I feel like we're entering a nightmare.
It's everywhere you turn: some new mom posts a picture of the one second her screaming, demonic two-year-old is smiling (#mommyslittleangel). Some celebrity posts a "no makeup selfie" after spending at least twenty minutes on picking out a filter and putting on concealer ("that doesn't count as 'makeup', right?"). Your classmate from high school must've wished on the right star, because her butt magically grew seven sizes overnight ("it's FitTea I swear! Use my discount code!"). One of Kendrick Lamar's newest tracks off his album centers around this idea- and it's amazing (watch below).
Hey- don't get me wrong. I don't show my personality all the time- you're welcome for saving you the drama. I only step out of my house without makeup when I'm not going to see anybody that day (which is, of course, when I see my ex). Victoria's Secret has done me more favors than I'd like to admit, and my tan is something I perform routine maintenance on- even though it's meant to look like I just it effortlessly from my yacht vacation in Fiji. I bite my nails like a mofo- you should see me without the acrylics
But, here's the thing,
why can't we just admit it?
We live in a world where- being real witchu- we're all trying to seem perfect. As if God had favor over some of us, who are just #blessed. There's nothing wrong with wanting to enhance your natural beauty with some makeup- or investing a little money in some silicone or injections to boost your confidence (and collagen). Preferably within reason, cat woman (but hey, you do you). Sure, it's more expensive, but it doesn't make you less valuable as a human being because you weren't born with something someone else had at birth. Some people are born loving their bodies (a small percentage), and others have to pay to get there (the vast majority). Every single person on this earth is born with at least one self-esteem issue with their body. My point is: who cares?

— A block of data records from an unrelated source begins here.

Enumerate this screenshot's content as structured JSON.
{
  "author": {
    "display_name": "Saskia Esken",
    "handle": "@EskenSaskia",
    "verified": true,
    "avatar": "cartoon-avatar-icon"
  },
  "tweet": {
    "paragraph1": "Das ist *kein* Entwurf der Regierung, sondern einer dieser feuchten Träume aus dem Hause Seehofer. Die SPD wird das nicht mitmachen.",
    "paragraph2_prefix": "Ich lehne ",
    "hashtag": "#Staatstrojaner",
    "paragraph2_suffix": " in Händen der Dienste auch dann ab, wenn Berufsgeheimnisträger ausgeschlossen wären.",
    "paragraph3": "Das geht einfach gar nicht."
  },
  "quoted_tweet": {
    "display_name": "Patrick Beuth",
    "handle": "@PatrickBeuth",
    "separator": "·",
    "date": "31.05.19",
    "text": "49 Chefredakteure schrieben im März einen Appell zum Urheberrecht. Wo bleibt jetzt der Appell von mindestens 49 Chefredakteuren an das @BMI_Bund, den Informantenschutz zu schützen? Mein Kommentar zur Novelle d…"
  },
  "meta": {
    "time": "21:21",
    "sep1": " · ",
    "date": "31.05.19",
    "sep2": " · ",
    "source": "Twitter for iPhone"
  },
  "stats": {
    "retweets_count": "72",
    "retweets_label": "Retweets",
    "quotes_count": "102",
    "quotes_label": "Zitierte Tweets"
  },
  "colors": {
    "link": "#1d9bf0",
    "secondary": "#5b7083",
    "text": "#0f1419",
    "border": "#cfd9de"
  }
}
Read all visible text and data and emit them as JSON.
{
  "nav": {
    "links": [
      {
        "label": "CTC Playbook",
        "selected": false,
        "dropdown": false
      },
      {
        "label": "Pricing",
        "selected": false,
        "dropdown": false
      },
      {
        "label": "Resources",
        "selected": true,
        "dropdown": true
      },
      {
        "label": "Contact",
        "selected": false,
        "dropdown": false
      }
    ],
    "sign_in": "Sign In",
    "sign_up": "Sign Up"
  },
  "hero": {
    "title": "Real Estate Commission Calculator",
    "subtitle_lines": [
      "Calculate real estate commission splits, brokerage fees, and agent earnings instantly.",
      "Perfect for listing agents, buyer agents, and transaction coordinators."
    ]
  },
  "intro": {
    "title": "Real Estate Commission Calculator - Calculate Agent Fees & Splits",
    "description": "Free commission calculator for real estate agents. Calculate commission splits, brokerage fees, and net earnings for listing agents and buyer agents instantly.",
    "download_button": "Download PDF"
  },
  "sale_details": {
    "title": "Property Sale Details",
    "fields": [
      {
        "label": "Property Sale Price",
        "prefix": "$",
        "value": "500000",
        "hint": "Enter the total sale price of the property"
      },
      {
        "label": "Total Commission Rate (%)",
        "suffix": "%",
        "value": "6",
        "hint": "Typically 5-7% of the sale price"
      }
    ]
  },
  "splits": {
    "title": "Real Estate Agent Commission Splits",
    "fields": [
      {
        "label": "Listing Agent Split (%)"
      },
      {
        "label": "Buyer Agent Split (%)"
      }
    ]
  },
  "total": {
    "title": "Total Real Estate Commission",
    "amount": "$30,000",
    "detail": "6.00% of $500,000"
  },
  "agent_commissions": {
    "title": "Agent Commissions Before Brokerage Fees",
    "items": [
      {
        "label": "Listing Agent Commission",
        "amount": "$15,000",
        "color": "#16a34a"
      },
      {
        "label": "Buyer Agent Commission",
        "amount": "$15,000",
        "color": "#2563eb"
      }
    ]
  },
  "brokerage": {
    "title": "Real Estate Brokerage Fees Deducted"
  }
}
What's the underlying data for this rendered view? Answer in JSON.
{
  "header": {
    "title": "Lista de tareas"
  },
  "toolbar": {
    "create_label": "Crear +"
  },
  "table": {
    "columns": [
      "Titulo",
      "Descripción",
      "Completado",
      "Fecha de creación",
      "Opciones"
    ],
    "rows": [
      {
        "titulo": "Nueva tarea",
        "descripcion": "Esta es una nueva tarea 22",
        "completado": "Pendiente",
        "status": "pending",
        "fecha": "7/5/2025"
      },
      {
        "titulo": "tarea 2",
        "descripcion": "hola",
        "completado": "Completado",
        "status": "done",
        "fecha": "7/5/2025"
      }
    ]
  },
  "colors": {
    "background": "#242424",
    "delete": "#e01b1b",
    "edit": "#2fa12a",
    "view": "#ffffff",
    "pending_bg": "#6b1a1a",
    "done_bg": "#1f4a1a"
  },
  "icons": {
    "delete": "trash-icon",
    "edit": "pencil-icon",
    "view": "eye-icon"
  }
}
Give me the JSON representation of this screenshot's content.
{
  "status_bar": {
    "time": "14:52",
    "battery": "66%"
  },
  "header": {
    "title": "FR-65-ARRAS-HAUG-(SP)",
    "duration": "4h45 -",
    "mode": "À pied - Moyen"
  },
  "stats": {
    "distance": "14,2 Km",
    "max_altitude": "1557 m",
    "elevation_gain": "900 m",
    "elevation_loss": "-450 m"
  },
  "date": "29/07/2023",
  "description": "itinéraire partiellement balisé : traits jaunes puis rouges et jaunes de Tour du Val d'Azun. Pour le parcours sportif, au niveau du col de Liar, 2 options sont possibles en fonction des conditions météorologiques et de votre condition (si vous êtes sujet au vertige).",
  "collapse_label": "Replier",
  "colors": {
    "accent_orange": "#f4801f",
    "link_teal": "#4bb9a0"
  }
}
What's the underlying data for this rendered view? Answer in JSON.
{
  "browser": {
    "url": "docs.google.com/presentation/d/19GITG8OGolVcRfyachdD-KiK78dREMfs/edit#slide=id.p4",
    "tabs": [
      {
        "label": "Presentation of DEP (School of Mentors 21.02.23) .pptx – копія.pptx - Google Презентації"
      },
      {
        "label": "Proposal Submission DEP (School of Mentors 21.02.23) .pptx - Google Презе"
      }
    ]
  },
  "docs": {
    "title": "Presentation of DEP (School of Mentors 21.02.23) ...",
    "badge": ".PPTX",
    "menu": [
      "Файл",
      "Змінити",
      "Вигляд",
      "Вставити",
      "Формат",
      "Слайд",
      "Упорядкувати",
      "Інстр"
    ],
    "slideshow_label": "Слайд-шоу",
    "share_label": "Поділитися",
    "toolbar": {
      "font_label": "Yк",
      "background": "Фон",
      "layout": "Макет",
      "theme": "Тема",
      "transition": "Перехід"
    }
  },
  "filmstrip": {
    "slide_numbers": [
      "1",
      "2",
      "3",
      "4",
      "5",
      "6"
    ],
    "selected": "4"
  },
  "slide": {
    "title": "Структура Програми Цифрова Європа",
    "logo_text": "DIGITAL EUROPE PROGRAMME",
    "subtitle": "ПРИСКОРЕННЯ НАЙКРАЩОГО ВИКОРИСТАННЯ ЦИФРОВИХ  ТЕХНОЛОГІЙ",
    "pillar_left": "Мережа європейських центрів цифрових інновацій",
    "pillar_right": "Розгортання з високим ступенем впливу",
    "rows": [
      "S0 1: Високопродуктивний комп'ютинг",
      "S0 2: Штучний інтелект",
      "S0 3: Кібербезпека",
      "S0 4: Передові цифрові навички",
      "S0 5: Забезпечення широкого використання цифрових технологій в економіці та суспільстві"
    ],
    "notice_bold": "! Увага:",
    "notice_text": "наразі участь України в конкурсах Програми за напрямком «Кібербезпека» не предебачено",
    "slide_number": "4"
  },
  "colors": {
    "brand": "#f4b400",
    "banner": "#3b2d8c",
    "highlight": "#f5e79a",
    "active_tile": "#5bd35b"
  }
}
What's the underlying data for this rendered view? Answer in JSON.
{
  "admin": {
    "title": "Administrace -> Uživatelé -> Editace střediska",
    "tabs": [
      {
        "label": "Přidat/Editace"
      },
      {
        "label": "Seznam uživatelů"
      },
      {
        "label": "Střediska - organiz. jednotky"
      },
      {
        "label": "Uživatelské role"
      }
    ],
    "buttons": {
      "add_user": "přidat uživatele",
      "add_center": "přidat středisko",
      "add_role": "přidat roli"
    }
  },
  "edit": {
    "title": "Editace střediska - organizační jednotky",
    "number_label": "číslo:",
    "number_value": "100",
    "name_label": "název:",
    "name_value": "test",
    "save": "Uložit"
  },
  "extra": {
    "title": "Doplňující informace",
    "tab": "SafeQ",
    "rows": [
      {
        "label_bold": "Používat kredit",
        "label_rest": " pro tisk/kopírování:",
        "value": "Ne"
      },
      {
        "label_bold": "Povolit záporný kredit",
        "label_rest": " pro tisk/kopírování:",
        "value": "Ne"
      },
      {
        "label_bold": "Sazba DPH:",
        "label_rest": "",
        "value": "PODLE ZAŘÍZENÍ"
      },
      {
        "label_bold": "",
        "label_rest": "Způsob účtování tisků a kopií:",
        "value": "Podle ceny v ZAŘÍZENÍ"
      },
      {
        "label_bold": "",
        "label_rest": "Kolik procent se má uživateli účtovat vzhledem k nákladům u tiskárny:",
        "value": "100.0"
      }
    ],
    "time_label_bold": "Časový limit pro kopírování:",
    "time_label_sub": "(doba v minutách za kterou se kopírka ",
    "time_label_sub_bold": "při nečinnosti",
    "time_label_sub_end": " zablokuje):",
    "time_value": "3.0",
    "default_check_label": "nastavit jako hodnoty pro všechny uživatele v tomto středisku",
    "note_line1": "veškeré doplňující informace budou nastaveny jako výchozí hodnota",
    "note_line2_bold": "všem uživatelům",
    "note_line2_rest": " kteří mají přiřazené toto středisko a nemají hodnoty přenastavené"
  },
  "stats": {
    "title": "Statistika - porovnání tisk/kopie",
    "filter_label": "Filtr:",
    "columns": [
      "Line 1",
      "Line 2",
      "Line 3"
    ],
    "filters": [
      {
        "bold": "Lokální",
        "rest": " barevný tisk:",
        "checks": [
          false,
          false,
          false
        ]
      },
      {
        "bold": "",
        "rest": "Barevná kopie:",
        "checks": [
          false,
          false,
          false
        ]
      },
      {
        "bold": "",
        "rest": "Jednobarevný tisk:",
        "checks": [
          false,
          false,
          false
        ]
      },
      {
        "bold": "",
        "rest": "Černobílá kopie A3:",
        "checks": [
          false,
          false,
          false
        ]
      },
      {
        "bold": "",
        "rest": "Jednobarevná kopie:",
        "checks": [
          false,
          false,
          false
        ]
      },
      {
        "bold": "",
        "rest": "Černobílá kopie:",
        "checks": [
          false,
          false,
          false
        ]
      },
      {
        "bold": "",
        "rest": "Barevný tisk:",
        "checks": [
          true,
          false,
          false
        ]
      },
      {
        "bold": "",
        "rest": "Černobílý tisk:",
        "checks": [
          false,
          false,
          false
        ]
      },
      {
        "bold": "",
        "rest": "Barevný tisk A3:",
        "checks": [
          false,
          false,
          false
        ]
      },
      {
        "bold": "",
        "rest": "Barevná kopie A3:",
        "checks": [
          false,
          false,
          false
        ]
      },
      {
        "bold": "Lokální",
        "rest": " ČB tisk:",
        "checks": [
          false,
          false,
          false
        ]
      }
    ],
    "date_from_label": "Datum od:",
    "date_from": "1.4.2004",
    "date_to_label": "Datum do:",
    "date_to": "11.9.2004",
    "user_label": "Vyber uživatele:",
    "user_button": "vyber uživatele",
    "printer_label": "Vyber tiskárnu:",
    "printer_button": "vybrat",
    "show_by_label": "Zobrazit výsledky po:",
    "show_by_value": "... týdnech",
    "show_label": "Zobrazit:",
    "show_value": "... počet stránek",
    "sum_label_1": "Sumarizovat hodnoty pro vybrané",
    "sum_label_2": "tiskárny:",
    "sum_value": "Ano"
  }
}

We all do it. Tell me you've never contoured your curves with a little bronzer, or penciled in where your eyebrows were sparse, and I'll call BS. I mean, hey, if you've ever covered up a zit, technically you're being fake- so don't pretend to be better than someone just because you're better at faking it.
There's this new self love movement gaining momentum- and it's dope. But here's the problem- to promote natural self love is to say that people who wanted a little extra help from photoshop are worth less than those who were "born with it" and chose to accept it. Don't get me wrong- accepting yourself as AWESOME for the way you were born is just that- awesome. But why is it so hard to just be authentic and honest with other people, too? They had other, or the same, issues- and the more you market yourself as the perfect human being, the shittier they feel.
Maybe you're trying to prove to all those haters from middle school how much better you are. But even then, you give in to exactly what they wanted: for you to become someone that you aren't just to make them shut up. To become an arrogant, shallow, basic human being. If you want to change something about yourself, do it for you. Not anybody else.
The point is, it's exhausting trying to live in a world where we're all expected to look perfect and have perfect lives- when really,
not a single one of us does.
The point is, it's exhausting trying to live in a world where we're all expected to look perfect and have perfect lives- when really, who the f**k cares. If you spend your time comparing your natural beauty to someone else's not-so-natural beauty, you'll spend all of your time being miserable.
When you get real with your looks, or personality, or attitude, or whatever it is that you bring to the table, you show other people that it's okay to not be perfect. It's okay to do things to make yourself feel better- and it doesn't make you less of a badass to admit that you're human. In my opinion (and many others'), it makes you way more brave.
Imperfection is the only form of freedom we have left.
It's the only way we can break away from the mold. And admitting by embracing that you aren't (or weren't) perfect is beyond liberating. Being perfect doesn't inspire others. It makes you basic (which is just about the worst insult I can give you). It's how you deal with and/or embrace your imperfections that inspires people. And whether = your idea of dealing with your imperfections is erasing them or embracing them, whatever.
This is the whole idea behind my newest site. It's a place where, along with all of my other blog posts (compiled into one site), I get to be real with you. We get to journey through this crazy, beautiful, and sometimes really lame thing called life- and hopefully in my journey, you too will be inspired to be the most authentic version of yourself and start enjoying living more. It's the press for everything Monica-related, and I cant wait to see what you think.